Claims of fear must be evaluated in context. Request a forensic evaluation to determine the source of the claimed fear. Document your actual behavior with the child — video recordings of visits (where legally permitted), testimony from third-party observers, school and medical records showing no concerns. If the fear claim first appeared during custody proceedings and is not corroborated by independent sources, this pattern itself is significant evidence.
Can reunification therapy work?
Yes — when conducted by a therapist specifically trained in alienation dynamics. Traditional therapy, which treats the child's stated feelings as authentic and seeks to validate them, can actually worsen alienation. Effective reunification therapy addresses the systemic family dynamics, helps the child process the conflicting loyalties, and gradually rebuilds the relationship. Court ordering is typically necessary because the alienating parent will resist voluntary participation.
Key Takeaways
- A child's refusal to visit is not necessarily the child's genuine, autonomous decision. Courts must investigate the source of the refusal.
- Distinguishing alienation from genuine fear requires professional evaluation, not assumption. Push for forensic assessment.
- Do not accept the refusal passively. Your continued effort to maintain contact is both evidence and message.
- ECHR case law supports your right to contact and requires courts to adequately investigate the circumstances of a child's refusal.

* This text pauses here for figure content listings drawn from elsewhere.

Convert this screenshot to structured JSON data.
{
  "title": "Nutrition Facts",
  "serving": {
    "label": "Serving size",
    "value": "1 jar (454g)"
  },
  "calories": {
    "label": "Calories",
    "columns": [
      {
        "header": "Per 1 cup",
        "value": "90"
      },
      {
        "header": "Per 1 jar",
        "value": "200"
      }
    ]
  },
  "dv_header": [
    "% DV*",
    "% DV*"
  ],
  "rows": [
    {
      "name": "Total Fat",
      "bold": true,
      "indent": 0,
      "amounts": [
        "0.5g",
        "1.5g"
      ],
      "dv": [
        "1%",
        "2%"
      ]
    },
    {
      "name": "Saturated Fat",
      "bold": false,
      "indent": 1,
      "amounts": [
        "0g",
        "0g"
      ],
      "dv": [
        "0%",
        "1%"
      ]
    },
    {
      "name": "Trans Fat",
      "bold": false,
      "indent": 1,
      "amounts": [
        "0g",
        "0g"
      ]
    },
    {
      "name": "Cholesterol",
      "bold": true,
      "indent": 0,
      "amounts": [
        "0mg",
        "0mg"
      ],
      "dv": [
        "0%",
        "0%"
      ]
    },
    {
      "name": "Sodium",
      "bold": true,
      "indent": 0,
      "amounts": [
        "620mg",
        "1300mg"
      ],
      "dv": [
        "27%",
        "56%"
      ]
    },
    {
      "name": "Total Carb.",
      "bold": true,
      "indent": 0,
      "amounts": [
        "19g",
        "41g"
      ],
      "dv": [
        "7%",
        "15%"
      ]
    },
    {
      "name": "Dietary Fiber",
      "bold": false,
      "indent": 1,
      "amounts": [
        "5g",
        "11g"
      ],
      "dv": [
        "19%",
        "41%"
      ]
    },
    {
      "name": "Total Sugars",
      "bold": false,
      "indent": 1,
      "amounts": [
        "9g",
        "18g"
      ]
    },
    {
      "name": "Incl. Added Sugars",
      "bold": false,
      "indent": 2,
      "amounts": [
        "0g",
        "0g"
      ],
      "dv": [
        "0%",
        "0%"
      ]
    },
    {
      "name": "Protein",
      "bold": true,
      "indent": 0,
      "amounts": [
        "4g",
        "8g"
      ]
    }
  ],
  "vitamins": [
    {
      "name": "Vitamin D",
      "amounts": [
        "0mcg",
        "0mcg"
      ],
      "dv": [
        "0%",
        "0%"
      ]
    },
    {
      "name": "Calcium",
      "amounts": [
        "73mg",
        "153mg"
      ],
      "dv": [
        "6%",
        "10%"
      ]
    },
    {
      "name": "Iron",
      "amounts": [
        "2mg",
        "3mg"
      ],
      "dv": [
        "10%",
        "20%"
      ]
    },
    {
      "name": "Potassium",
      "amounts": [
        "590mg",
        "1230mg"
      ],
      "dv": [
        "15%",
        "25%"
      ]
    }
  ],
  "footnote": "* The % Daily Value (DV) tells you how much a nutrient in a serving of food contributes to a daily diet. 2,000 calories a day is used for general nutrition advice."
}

- Time is critical. Alienation deepens with time, and the window for effective intervention narrows. Act now.
Disclaimer
This guide provides general legal information based on European Court of Human Rights case law and common legal principles across European jurisdictions. It is not legal advice tailored to your specific situation. Custody laws vary significantly between countries. If your child is refusing contact, consult a qualified family law attorney and a mental health professional experienced in alienation dynamics in your jurisdiction. mrparent.ai is an educational resource — not a law firm and not a substitute for professional legal counsel.